Richt’s 15-year stretch at Georgia proved successful by most conventional metrics. Along with winning 74 percent of his games, Richt had a solid reputation in both the local and football community as a classy citizen.
Finding a replacement to win at a better clip wasn’t simple. “Those decisions are so hard because they affect so many people and can’t be done lightly,” McGarity said. “If you start thinking of the impact and risk, you get overwhelmed.” Everything for McGarity came back to a simple notion: “Are you okay with being just good? I don’t think that’s the vision for Georgia.”

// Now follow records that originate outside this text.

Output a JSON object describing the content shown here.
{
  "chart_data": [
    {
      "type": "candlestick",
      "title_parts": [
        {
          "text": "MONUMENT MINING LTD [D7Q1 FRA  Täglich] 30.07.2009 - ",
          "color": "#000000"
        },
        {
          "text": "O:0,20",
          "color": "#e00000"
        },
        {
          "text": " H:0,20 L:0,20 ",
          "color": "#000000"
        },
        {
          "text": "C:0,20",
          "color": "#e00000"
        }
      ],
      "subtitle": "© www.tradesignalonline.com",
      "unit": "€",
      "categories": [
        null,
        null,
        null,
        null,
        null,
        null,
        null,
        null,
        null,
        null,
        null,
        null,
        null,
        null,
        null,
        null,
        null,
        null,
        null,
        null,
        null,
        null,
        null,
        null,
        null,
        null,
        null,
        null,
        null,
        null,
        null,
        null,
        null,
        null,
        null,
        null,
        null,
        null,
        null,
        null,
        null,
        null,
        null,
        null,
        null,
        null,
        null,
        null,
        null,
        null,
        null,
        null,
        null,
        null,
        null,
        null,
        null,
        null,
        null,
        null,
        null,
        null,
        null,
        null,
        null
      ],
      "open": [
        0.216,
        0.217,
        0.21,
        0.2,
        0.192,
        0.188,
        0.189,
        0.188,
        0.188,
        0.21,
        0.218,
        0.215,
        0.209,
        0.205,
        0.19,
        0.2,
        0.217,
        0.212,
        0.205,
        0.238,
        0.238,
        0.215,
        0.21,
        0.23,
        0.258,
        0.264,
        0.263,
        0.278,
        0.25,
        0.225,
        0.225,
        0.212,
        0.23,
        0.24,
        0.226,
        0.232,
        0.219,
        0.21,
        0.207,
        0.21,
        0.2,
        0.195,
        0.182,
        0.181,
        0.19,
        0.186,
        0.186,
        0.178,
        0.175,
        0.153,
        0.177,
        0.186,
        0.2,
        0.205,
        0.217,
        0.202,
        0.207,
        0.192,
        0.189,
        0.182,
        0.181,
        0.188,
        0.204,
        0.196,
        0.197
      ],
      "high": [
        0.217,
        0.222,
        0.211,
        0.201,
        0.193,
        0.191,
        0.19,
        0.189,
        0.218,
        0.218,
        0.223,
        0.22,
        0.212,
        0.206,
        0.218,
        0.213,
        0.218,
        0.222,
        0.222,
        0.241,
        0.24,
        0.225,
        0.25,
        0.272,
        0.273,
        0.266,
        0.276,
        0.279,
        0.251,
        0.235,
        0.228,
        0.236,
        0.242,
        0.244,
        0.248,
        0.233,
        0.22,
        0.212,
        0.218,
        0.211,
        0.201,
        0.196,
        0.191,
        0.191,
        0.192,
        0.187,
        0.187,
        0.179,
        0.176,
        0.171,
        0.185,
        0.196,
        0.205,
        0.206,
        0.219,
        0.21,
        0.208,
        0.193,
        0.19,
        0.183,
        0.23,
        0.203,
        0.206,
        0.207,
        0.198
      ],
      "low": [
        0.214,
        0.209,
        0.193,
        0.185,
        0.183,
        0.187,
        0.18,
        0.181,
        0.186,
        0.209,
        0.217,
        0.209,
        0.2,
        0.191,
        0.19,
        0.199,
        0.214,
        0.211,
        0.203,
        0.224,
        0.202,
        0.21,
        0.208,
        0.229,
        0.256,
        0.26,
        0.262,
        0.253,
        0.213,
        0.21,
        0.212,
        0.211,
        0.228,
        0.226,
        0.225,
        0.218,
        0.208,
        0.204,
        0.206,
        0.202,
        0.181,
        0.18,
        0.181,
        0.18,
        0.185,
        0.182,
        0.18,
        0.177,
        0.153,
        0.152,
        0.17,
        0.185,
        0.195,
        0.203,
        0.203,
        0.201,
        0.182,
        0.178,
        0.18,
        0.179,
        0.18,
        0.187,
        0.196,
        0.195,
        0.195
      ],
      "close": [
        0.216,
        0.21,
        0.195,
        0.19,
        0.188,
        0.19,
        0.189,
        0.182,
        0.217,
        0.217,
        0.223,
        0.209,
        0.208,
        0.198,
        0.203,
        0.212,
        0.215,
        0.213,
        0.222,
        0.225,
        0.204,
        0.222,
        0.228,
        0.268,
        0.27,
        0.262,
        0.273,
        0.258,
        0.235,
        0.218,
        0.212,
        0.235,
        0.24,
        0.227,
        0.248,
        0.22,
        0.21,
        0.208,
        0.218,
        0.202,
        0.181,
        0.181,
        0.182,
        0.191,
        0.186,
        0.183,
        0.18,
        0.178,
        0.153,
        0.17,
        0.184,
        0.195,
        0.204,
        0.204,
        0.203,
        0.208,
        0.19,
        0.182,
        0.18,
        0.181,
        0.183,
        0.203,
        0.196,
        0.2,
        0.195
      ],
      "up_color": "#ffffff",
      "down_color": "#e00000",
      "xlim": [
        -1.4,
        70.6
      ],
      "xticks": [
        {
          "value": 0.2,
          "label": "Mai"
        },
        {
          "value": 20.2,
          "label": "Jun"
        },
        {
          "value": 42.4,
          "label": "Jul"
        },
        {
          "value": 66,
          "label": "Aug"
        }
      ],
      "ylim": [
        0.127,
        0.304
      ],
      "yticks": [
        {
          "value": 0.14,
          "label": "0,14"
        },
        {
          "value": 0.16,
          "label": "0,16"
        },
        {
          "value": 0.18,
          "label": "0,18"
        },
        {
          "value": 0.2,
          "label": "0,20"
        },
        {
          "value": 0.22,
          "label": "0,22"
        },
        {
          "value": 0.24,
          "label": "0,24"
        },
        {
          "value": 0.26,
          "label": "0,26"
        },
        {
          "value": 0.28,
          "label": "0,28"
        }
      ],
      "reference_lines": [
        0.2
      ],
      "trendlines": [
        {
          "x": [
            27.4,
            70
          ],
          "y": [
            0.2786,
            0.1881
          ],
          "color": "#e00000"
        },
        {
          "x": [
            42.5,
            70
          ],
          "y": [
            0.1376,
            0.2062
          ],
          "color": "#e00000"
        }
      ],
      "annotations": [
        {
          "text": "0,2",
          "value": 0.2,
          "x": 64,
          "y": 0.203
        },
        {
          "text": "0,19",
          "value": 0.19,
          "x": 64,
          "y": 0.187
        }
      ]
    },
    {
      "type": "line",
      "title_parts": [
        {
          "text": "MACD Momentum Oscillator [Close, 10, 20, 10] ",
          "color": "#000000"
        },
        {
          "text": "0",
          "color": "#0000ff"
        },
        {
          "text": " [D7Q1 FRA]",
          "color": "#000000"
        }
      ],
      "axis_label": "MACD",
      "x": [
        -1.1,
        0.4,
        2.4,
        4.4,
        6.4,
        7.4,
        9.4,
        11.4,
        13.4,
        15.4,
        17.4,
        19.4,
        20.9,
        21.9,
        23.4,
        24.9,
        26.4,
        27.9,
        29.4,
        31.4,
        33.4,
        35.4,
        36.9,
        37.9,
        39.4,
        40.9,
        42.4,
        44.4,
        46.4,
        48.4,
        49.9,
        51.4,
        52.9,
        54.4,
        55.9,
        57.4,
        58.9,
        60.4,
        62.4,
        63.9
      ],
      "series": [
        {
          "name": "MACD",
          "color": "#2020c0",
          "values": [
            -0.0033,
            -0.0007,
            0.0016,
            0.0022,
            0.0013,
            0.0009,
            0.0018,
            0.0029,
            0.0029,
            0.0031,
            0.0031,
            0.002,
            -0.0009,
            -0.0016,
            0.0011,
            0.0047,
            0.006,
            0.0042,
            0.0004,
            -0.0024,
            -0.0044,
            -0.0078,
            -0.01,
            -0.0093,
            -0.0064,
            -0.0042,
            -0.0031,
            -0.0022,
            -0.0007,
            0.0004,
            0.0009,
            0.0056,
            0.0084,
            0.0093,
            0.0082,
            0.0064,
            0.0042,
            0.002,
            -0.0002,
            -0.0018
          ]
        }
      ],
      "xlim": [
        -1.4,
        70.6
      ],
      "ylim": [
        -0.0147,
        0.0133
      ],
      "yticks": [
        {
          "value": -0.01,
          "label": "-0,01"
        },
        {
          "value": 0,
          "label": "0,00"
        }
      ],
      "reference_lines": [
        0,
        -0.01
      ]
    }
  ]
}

Georgia recruited well, produced a churn of NFL draft picks and were competitive. But McGarity saw the rise of Florida under Urban Meyer and Saban’s run of dominance at Alabama and eventually got the feeling that couldn’t be duplicated at Georgia under Richt. “We have very talented teams, but it seemed like we always got to the edge, to the doorstep,” McGarity said, “and never took that step inside.”
While McGarity had never met Smart, Georgia president Jere W. Morehead had taught Smart in the school’s Terry College of Business in a Legal Environment of Business course. “He was an intense young man and very focused,” Morehead said. “He’s very smart. His name is an appropriate one.”
When Smart finally arrived at a conference room at the Renaissance Marriott at the Atlanta airport, there was an instant connection. McGarity compared it to his time as an associate athletic director at Florida when he and athletic director Jeremy Foley flew to Huntington, West Virginia, to hire then-Marshall basketball coach Billy Donovan. They interviewed him at his kitchen table, and they happily accepted the Coors Lights he offered them. “You just had a gut feeling,” he said. “You know a lot about people in the first five minutes you meet them. Everything I knew about Kirby was validated in those few minutes.”
Two gut feelings validated in the biggest way. And for Georgia and Oklahoma, this year’s College Football Playoff bids may be just the beginning.